After a pretty good night's sleep in Lake Isabella, we started the busy day. We packed up our packs, had a good breakfast and headed out. Since walker's Pass was about 30 miles form Lake Isabella, on the main road, we began our hitch-hike (a first for me.) We held up our "To Trail" sign and many cars passed, Then, we had a buyer. I was definitely skeptical at first, but it ended up being a fun, educational ride. Greg Jones was the nice fella's name. He was a local carpenter with loads of knowledge about the history of the land, local economy and some wildlife advice. As soon as we got onto the trail, trail magic appeared. Okie Girl sat under a tent with many goodies to share. We had a chance to meet a gal who actually knew some Bristol folk, wow!! That doesn't happen often here. Her name was the Chocolate Bandito. We also met a nice guy by the name of Pacer, an older man, very sweet. We soon figured out the significance of his name when he smokes us about a mile into our walk! The day was long. First day, trying to get our "walking legs" as Chris said. I thought I was in pretty good shape, but I learned differently with a 45 lb. pack on. Chris and I spat about pack weight. He suggested I do away with my super small bottle of Dr. Bonner's soap. I refused and suggested that he ditch his heavy Nalgene bottle. W came to no resolution. I'm sure this will be an ongoing battle. We sweat, huffed and puffed along the trail and finally made it ot camp. Sore back, feet and hip bones, but it was worth it. Some beautiful land, but very desertous and hot. Looking forward to becoming accustomed to my pack and losing soreness as we continue. Time for bed. Oh yeah, we just happened to read in our guidebook that this camping spot may be bad for bears. Food is hung and in bear canisters. Bear spray and ice axes in tent. KB

Sunday, June 13, 2010

travel day

Well, after a stressful day yesterday of running last minute errands and emotional goodbyes to the families, here we are. We have made it to the west coast. We sit on a curb at LAX patiently awaiting our bus to Bakersfield. We plan on eating a good dinner tonight and relaxing, which neither of us have done in quite sometime! Needless to say, we're both extremely stoked! We'll stay the night in Bakersfield, in an actual room instead of a tent ( : ) ) and then we will catch another bus to Lake Isabella tomorrow. There we will get our gear ready, again eat some more good, hot food, clean our tent, have another good night's rest at the campground. Finally on Tuesday, we will begin the hike. It's sinking in and we can't wait to get started! Woohoo

Tuesday, June 8, 2010

Here we go!

We will be leaving in 5 days! Can't believe it is that close! Where has the time gone?? The last 4 months have consisted of work, work, work and getting ready for this wild adventure.

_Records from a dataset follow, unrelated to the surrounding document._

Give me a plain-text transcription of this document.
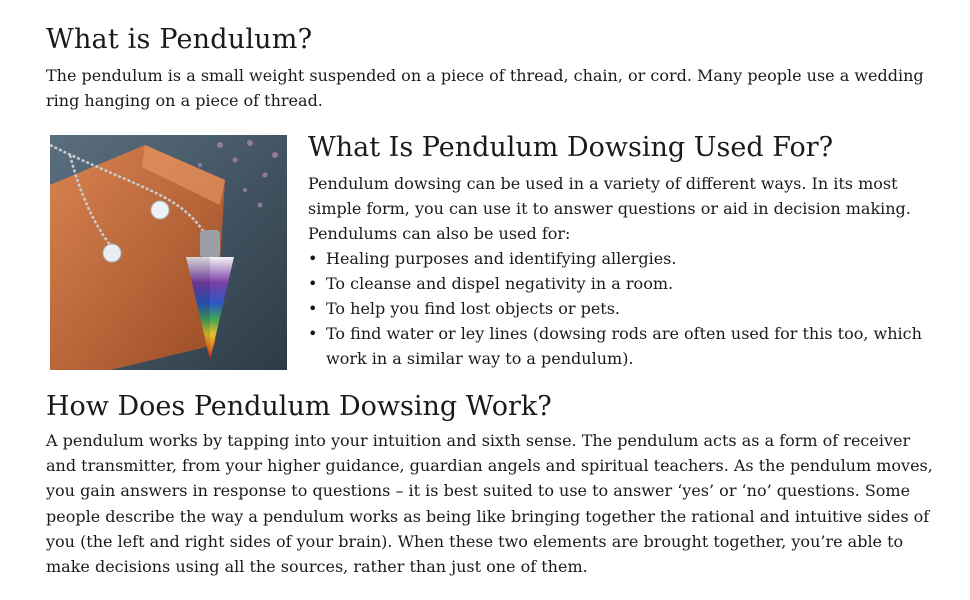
What is Pendulum?

The pendulum is a small weight suspended on a piece of thread, chain, or cord. Many people use a wedding ring hanging on a piece of thread.

What Is Pendulum Dowsing Used For?

Pendulum dowsing can be used in a variety of different ways. In its most simple form, you can use it to answer questions or aid in decision making. Pendulums can also be used for:

• Healing purposes and identifying allergies.
• To cleanse and dispel negativity in a room.
• To help you find lost objects or pets.
• To find water or ley lines (dowsing rods are often used for this too, which work in a similar way to a pendulum).
How Does Pendulum Dowsing Work?

A pendulum works by tapping into your intuition and sixth sense. The pendulum acts as a form of receiver and transmitter, from your higher guidance, guardian angels and spiritual teachers. As the pendulum moves, you gain answers in response to questions – it is best suited to use to answer ‘yes’ or ‘no’ questions. Some people describe the way a pendulum works as being like bringing together the rational and intuitive sides of you (the left and right sides of your brain). When these two elements are brought together, you’re able to make decisions using all the sources, rather than just one of them.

We have saved and saved, bought gear, made mail drop lists, researched the trail, applied for all necessary permits, Chris sold his beloved jeep (I'm in the process of figuring out what to do with mine), applied for short-term insurance, gave resignations to our jobs and the hardest part...trying to convince all of our friends and family (esp. my family) that we have not completely lost our minds. The truth of the matter is - If we are going to do this, this is the right time. It feels right. This is what we want. Chris has hiked the entire AT. Me, I have only endured one night of backpacking in the dead-cold of winter on a very snowy, 10 degree night in Groseclose, VA, with the disappointment of a torn down shelter when we made it to our destination (not to mention coke spilled on our tent and 1 million coyotes woke us up, very close by). Long story. But after that night, Chris laughingly said, "It doesn't get much worse than this." I'm confident that there will be times similar to this. Maybe worse. Who the heck knows? We can't control Mother Nature. We do know that we have changed our entire lives around for this adventure. No matter what happens, we have already learned a lot from this experience before we even depart. We have the most amazing families and the best friends anyone can ever ask for. Open-mind is ready. Body in shape. The love is strong. We are ready and can't wait to get out there!